Phil Bloomer thinks that the role of effective and accountable states will be fundamental to future development, and there’s a need to agree that shrinking the state to ‘make way for enterprise’ is not helpful to development. The HLP should also:
1. Define a goal about reducing inequality and sharing the benefits of growth in society (this could be measured by GINI coefficient); countries have done this differently: Brazil through redistribution systems; Vietnam through strategic investment for poor women producers; and SouthKorea through land reforms
2. Ensure post-2015 goals stick to the maximum of 2 degrees limit on global warming.
· When value chains are under pressure it’s important that they don’t ‘push stress downwards’ on small scale producers. Labour rights should apply to the whole supply chain.
· How to incentivise the good stuff and disincentivise the bad stuff (for private sector)? The HLP could define voluntary shadow targets for private sector, and CSOs could hold them to account.
· What about thinking global and acting local, using the power of local networks? E.g. atarget for effective local cross sector partnerships, tied to delivery not to talk.

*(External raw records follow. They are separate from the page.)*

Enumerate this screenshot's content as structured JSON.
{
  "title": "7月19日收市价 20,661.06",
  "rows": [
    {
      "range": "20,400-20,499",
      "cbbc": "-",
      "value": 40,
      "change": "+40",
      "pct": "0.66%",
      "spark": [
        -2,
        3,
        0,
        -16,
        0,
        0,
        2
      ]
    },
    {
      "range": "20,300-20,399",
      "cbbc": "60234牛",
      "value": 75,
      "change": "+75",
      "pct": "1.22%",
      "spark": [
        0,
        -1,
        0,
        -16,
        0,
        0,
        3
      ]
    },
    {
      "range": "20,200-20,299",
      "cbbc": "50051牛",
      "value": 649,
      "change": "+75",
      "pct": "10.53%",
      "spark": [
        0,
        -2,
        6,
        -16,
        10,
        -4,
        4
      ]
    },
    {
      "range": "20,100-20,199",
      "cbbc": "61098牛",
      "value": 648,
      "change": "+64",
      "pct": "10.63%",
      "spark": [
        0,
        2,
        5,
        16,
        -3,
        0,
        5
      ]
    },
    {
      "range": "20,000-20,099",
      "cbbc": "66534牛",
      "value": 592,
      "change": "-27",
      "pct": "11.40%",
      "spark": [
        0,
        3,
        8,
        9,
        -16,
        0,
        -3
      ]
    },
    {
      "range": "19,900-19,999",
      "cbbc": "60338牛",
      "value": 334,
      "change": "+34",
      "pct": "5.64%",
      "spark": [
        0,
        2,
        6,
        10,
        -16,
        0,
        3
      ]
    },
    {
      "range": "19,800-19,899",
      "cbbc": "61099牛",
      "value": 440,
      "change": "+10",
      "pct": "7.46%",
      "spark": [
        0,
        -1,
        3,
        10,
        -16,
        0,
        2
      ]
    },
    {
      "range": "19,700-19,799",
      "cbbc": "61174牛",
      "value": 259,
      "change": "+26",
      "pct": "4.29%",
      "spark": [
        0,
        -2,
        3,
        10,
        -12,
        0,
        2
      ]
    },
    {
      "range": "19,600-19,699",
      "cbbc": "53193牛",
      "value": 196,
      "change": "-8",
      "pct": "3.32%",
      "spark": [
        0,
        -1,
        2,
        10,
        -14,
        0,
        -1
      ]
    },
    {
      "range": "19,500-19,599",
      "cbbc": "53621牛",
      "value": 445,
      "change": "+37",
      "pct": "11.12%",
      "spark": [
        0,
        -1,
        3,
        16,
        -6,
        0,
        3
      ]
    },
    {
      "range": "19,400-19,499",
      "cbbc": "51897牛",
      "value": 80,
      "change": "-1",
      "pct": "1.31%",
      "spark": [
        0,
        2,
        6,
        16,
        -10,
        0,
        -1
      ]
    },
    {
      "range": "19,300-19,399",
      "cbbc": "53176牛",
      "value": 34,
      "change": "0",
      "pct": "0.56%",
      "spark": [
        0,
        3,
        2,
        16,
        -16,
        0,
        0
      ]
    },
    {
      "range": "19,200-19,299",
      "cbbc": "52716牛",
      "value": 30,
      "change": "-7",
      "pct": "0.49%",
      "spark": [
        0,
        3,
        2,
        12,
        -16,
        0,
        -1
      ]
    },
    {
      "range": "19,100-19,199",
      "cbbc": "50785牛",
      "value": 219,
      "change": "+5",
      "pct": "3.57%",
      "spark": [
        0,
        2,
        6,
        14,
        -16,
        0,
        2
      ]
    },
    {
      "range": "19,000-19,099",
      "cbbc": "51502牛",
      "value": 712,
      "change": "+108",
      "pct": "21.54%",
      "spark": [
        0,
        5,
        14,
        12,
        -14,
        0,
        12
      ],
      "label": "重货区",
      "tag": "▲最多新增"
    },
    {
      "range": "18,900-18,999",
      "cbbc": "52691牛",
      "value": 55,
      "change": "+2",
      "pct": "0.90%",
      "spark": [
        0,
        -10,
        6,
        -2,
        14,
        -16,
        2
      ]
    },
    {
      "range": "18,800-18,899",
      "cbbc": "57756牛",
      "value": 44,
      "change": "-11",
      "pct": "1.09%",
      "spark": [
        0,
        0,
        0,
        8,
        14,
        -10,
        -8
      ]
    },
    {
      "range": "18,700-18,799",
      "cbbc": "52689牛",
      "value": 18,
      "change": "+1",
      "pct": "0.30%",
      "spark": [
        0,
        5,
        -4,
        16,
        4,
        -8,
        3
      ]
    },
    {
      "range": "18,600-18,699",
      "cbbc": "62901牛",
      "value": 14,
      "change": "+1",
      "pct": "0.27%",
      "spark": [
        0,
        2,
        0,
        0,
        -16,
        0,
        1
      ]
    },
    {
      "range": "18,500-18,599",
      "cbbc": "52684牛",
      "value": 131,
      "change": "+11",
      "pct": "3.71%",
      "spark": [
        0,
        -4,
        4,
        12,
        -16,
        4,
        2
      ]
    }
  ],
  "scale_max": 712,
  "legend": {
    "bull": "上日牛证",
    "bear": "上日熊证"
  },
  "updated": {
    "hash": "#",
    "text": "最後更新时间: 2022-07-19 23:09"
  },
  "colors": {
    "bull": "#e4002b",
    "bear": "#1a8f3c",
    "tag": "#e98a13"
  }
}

· Transparency and accountability will be important for other goals and in its own right; could be the biggest difference between MDGs and a new framework, and to address tax questions. Either as a tool to track post-2015 commitments, or as standalone goal, is not a magic bullet (needs enabling context).
· Financial transactions tax could be incorporate post-2015. Seeks to generate socially useful revenue out of financial trading and markets; 14 European countries have already decided to implement it.
· Fragile states missed out most from the MDG framework as it assumed capable states; a new framework has to address this, but the challenge is that emerging powers don’t all agree it’s a priority.
· There is a very different conversation among emerging powers on development, so post-2015 will need to seek consensus on the end point rather than all the ways and means of getting there.